Lalu apa saja yang mempengaruhi Qalbu seseorang manusia? Ternyata dalam qalbu manusia ada bisikan-bisikan yang mempengaruhinya. al-Habib ‘Ali Al-Jufri dalam kitab Ayyuhal Murid menerangkan ada empat sumber bisikan qalbu manusia, yaitu :

Pertama, bersumber dari nafsu. Atau yang biasa dikenal dengan hawa nafsu. Contohnya, “Aku sedang puasa, hukumnya fardu, hari sangat panas, dan aku melihat air dingin di atas meja. Segar sekali sepertinya jika air itu kuteguk.” Itu adalah bisikan. Datangnya dari nafsu. Nafsu memang menginginginkan hal itu.  

Kedua, bersumber dari setan. Dalam sebuah hadits riwayat Ibnu Abi Syaibah dari Ibnu ‘Abbas disebutkan bahwa Rasulullah shallallahu ‘alaihi wasallam:

   الشَّيْطَانُ جَاثِمٌ عَلَى قَلْبِ ابْنِ آدَمَ، فَإِذَا ذَكَرَ اللَّهَ خَنَسَ وَإِذَا سَهَا وَغَفَلَ وَسْوَسَ  

“Setan itu senantiasa mendekam dalam hati bani Adam.

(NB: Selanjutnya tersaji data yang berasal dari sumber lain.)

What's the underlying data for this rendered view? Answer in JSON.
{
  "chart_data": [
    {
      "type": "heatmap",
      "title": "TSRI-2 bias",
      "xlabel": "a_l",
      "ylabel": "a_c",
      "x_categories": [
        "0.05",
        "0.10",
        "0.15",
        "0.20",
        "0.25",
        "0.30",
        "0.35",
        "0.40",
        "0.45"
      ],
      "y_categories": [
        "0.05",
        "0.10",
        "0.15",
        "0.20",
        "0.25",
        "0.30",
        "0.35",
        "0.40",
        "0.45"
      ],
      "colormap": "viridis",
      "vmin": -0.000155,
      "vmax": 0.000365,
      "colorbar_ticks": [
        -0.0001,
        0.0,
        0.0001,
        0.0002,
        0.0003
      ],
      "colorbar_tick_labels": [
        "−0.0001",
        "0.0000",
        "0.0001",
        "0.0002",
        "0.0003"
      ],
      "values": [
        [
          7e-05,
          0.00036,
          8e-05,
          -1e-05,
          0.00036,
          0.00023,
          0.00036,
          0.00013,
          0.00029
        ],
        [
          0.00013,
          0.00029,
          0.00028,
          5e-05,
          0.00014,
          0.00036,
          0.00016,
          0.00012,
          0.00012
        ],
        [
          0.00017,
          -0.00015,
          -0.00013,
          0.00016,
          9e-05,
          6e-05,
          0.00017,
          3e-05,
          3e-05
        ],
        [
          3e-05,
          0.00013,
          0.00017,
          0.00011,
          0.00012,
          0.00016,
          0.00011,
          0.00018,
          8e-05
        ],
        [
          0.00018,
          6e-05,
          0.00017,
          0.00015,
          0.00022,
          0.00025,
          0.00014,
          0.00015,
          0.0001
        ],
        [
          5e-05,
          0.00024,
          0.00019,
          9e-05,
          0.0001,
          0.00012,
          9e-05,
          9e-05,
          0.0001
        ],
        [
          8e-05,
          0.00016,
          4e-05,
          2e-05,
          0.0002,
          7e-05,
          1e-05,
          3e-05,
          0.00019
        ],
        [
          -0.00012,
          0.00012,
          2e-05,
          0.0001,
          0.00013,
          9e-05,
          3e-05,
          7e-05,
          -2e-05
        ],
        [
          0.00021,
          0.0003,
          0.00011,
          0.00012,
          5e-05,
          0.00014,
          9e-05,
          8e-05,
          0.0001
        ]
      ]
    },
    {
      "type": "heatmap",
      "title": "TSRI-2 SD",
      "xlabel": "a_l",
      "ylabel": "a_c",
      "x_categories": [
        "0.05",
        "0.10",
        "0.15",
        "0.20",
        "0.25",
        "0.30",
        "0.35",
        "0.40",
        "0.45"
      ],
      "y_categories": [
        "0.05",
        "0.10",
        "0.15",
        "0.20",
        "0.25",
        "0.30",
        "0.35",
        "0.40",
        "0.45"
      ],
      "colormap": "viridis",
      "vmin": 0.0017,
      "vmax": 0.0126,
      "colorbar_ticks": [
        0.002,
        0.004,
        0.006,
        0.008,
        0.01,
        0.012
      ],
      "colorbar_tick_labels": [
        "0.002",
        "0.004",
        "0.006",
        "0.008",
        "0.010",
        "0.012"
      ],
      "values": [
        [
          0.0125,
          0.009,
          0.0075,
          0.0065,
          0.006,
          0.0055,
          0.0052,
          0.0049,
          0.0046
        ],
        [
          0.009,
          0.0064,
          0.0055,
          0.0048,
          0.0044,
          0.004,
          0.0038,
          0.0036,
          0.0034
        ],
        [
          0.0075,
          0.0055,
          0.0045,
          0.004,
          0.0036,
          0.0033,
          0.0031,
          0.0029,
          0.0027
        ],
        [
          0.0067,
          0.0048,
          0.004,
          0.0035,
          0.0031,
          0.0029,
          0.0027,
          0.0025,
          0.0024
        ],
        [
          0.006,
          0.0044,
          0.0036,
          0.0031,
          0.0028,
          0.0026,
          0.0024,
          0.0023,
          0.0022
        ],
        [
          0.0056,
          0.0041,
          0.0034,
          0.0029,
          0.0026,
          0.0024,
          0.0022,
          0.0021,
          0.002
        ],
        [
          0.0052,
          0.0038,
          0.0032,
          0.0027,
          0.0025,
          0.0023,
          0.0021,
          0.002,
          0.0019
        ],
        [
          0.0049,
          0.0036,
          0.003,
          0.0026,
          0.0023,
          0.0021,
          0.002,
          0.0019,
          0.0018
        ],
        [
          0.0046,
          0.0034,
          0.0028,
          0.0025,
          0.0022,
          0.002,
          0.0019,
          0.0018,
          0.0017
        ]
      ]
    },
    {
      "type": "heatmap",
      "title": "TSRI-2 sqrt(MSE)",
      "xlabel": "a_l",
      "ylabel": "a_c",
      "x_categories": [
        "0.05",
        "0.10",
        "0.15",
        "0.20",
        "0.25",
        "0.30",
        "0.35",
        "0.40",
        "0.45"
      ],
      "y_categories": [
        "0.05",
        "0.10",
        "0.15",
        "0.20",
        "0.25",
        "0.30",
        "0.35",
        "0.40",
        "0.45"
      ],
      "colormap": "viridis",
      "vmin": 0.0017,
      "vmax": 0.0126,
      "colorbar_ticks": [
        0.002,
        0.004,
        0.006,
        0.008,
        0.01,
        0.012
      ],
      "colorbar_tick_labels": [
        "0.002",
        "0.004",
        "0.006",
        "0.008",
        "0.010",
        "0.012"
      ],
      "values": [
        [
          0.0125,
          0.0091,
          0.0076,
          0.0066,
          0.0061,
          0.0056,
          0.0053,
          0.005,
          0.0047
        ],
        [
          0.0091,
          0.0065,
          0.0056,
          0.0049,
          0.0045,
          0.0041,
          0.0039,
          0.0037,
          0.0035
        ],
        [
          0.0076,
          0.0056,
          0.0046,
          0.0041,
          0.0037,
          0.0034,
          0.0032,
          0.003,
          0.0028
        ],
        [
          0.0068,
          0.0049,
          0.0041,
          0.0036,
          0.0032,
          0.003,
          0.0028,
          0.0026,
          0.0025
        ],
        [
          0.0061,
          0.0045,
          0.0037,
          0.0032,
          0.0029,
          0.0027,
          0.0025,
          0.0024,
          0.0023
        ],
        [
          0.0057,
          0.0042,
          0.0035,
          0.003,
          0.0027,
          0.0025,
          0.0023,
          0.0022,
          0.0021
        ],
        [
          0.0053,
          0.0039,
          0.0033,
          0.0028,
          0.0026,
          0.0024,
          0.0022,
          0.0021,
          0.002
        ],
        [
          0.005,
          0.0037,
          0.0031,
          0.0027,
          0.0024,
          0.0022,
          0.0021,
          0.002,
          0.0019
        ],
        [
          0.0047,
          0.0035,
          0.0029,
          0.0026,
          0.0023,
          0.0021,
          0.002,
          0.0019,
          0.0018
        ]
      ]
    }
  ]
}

Jika bani Adam berdzikir kepada Allah, maka ia bersembunyi dalam hatinya. Dan ketika ia lupa kepada-Nya, maka setan kembali membisikinya.”   Bisikan yang bersumber dari setan ini juga biasa disebut dengan waswas, sebagaimana firman Allah, Dari kejahatan waswas (bisikan) setan yang biasa bersembunyi, (Q.S. an-Nas [114]: 4
Ketiga, bersumber dari malaikat. Dalam sebuah hadits yang diriwayatkan Ibnu al-Mubarak dari Ibnu Mas‘ud. Rasulullah shallallahu ‘alaihi wasallam bersabda:

  لِابْنِ آدَمَ لَمَّتَانِ: لَمَّةٌ مِنَ الْمَلَكِ، وَلَمَّةٌ مِنَ الشَّيْطَانِ، فَأَمَّا لَمَّةُ الْمَلَكِ فَإِيعَادٌ بِالْخَيْرِ، وَتَصْدِيقٌ بِالْحَقِّ، وَتَطْيِيبٌ بِالنَّفْسِ، وَأَمَّا لَمَّةُ الشَّيْطَانِ، فَإِيعَادٌ بِالشَّرِّ، وَتَكْذِيبٌ بِالْحَقِّ، وَتَخْبِيثٌ بِالنَّفْسِ    

“Ada dua lammah (bisikan) bagi ibnu Adam, yakni lammah setan dan lammah malaikat. Lammah malaikat mendorong kepada kebaikan, membenarkan yang hak, dan menjernihkan jiwa. Sedangkan lammah setan mendorong kepada keburukan, mendustakan yang hak, dan mengotori jiwa.”   Artinya, siapa saja yang mendapati dorongan kebaikan, ketahuilah bahwa salah satunya datang dari malaikat, meski pada hakikatnya datang dari Allah. Bersyukurlah pada-Nya. Sebaliknya, siapa saja yang mendapati bisikan buruk, maka berlindunglah kepada-Nya, sebab bisikan buruk salah satunya datang dari setan.  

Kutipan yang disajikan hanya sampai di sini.